Hace unos días, en el programa Las claves, de Canal Capital, y a propósito de las conversaciones en La Habana entre las Farc y el Gobierno, dije que “las fuerzas armadas colombianas cuentan con la misma cantidad de hombres —480.000— que las del Brasil, con la diferencia de que Colombia es cinco veces más pequeño y tiene cinco veces menos los habitantes de ese país”.
La información me había impactado desde cuando la leí en una columna de León Valencia, en la revista Semana, hace varios meses. Es un dato inquietante, con un alto poder de provocar en algunos lectores un verdadero éxtasis bélico, y en otros, un temor sobre los humos de gran potencia local y regional que ostenta últimamente nuestra institución armada. Pero el tema de este artículo no va a ser sobre esa desproporción, que incluso después constaté que era peor, pues Brasil, territorialmente, nos aventaja en algo más de siete veces en kilómetros cuadrados.

El punto es que yo a esa comparación no le atribuí autor, lo que hizo que pareciera mía, y quiero corregir aunque tarde ese error. Al robo lo hizo más descarado el hecho de que León estaba ahí, al lado mío, junto a otros dos participantes, Camilo González y José Félix Lafaurie, y los periodistas María Elvira Samper y Antonio Caballero.
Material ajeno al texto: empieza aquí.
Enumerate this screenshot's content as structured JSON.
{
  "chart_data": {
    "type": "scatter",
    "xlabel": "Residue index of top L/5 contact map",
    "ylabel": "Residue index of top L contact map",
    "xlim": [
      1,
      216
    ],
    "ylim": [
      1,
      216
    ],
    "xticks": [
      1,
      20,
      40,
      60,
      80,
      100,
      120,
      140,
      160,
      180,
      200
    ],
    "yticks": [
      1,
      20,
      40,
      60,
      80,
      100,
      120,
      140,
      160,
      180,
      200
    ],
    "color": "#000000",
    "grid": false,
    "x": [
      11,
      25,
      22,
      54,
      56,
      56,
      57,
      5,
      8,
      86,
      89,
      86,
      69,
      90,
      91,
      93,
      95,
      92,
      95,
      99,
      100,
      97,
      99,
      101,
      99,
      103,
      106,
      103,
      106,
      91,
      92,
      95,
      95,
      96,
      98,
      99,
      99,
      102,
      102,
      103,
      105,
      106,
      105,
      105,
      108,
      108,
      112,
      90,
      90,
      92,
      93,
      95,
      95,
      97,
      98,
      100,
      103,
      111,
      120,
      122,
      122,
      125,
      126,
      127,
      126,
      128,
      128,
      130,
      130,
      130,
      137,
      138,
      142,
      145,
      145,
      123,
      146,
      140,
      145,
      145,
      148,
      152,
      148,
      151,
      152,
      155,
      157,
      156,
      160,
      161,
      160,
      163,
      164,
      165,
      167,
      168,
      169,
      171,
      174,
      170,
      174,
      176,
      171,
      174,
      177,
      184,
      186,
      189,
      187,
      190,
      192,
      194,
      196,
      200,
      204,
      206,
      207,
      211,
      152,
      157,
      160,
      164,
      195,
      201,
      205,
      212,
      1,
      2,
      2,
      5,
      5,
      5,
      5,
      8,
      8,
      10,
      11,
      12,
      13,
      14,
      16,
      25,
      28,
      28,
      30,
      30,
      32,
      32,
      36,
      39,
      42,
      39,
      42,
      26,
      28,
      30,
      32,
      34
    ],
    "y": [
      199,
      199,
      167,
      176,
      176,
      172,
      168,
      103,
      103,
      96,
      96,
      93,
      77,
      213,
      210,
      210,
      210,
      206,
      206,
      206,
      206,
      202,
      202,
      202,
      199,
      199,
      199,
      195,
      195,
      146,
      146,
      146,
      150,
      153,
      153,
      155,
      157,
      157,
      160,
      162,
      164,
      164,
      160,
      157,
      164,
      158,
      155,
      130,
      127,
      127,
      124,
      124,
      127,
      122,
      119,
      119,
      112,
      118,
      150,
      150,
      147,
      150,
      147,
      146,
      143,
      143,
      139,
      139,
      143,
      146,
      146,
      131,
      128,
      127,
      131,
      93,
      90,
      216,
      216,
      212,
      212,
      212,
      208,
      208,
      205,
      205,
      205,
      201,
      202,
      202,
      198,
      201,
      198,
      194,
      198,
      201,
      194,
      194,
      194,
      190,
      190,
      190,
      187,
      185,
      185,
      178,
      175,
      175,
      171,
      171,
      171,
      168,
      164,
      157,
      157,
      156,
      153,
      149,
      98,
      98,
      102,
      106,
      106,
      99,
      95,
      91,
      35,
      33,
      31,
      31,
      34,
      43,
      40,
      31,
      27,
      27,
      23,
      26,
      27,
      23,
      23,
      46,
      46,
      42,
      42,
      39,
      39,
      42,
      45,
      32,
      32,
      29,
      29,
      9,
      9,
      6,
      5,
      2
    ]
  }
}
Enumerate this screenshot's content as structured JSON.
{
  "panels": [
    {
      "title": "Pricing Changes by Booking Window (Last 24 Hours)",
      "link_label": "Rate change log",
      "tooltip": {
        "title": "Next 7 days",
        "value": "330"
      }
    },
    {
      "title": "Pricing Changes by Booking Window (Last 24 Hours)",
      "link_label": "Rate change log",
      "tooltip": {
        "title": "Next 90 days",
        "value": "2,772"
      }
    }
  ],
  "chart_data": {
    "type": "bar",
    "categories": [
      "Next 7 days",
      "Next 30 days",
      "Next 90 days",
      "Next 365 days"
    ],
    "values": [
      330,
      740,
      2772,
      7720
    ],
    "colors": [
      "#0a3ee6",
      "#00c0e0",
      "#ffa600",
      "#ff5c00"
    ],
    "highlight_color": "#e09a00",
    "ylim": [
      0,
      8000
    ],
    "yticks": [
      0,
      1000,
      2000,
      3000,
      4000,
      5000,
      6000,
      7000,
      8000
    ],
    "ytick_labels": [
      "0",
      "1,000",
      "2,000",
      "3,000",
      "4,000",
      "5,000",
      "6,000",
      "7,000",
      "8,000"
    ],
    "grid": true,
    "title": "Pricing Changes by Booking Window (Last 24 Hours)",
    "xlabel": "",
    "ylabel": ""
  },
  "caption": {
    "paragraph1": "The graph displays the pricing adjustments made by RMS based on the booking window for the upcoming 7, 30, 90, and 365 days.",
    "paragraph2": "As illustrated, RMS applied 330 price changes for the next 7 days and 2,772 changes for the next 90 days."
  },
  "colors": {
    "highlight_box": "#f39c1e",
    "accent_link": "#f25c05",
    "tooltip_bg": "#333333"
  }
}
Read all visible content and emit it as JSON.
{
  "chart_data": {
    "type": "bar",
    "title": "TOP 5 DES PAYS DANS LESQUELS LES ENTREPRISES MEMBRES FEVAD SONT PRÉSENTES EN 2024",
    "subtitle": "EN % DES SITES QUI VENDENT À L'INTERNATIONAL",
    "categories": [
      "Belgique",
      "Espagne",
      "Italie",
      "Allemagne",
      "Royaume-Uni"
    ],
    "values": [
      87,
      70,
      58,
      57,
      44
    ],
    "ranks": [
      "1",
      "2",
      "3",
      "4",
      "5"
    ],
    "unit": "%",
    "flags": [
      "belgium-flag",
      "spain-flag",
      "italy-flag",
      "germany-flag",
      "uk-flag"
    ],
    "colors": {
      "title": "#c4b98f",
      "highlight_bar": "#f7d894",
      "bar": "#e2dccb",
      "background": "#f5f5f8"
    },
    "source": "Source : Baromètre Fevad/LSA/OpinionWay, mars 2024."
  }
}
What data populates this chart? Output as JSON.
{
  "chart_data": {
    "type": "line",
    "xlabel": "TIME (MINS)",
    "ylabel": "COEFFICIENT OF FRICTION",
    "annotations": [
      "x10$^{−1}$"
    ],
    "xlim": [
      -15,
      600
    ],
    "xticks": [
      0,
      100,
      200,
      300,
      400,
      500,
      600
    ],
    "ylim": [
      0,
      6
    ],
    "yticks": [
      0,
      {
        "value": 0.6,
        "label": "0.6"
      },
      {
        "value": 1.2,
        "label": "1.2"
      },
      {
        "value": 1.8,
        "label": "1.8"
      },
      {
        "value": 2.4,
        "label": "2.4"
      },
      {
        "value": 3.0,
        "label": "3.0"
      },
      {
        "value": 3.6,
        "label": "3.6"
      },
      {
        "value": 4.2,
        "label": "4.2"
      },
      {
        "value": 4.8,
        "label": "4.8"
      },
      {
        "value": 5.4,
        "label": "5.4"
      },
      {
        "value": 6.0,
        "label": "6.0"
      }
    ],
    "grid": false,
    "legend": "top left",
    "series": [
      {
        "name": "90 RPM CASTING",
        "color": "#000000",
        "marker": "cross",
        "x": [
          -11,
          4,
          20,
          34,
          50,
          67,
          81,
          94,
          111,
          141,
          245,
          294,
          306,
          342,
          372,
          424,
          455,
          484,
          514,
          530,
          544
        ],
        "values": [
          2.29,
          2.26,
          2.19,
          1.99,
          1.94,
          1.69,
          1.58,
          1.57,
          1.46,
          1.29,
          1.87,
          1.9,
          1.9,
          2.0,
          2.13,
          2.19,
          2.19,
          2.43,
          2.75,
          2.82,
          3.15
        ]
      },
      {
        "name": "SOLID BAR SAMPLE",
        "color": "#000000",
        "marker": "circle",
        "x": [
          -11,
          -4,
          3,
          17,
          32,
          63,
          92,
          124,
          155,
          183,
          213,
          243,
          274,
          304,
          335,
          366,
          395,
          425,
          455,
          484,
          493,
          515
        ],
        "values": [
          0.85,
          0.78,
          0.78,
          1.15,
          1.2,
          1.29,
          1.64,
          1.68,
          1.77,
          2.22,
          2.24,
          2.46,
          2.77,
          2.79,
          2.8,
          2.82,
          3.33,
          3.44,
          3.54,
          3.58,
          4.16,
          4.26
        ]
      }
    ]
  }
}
Supongo que todos ellos, buenos lectores de esos temas, pillaron en flagrancia mi raponazo, solo que tuvieron la amabilidad de no ponerme en evidencia. Y eso que uno de los asuntos de los que se hablaba en el programa era el de restitución de bienes. Qué frescura la mía.
No incurrí en el gran robo al tren, ni me alcé con una “obra”, pero desde cuando tuve ese ataque de cleptomanía periodística, una vergüenza íntima me afecta el ánimo, hasta el extremo de que, siendo visitante habitual de un lugar en el que a veces coincido con León, dejé de ir al mismo por no poder mirar a la cara a quien me le quedé con un punto de vista. Aquí se lo restituyo en público, sin que me lo haya reclamado, porque es un señor.
Lo hago por obligación moral y porque uno nunca olvida a quien le sustrae aunque sea una frase —de cierto interés, por supuesto— y la presenta después como propia. El problema de esos asaltos es que cuando el autor real vuelve a usar al descuido lo que sabe suyo, no falta quien lo denuncie por plagio. García Márquez, con algo de sorna, me contó hace años sobre una crítica del Spiegel según la cual “el Nobel colombiano imita cada vez más a Isabel Allende”.
Hace poco estuvo por acá, dictando un seminario, un documentalista chileno muy bueno cuyo catálogo estaba encabezado por este texto: “Un país sin cine propio es como una casa de familia sin álbum fotográfico”. Una frase nada excepcional y ya innecesaria en esta época en que casi todo el mundo anda por ahí con una cámara. Pero en todo caso una frase mía, que formó parte de un artículo que publiqué hace 20 años en un periódico bilingüe de Providence, Rhode Island, con ocasión de un festival al que asistió también quien a estas alturas la arrastra como una sentencia por donde quiera que viaje. No peleo por ella, porque sería como denunciar a estas horas el hurto viejo de una plancha de las de resistencia, y en realidad porque más se perdió en Cuba.
Ya aligerado de mi infracción ética, dormiré tranquilo esta noche.
Jorge Nieto. Murió esta semana el cineasta y amigo Jorge Nieto, documentalista, historiador, crítico e investigador del cine colombiano. Me conmovió encontrar despidiéndolo a Diego Rojas, “La pulga” Martha Helena Restrepo y Marina Arango, quienes lo tuvieron como su maestro y compañero en la pasión y el rigor por preservar nuestro patrimonio cinematográfico.
Para Jorge, las películas nacionales comenzaban después de la palabra Fin. Agradecimientos a su obra y amistad.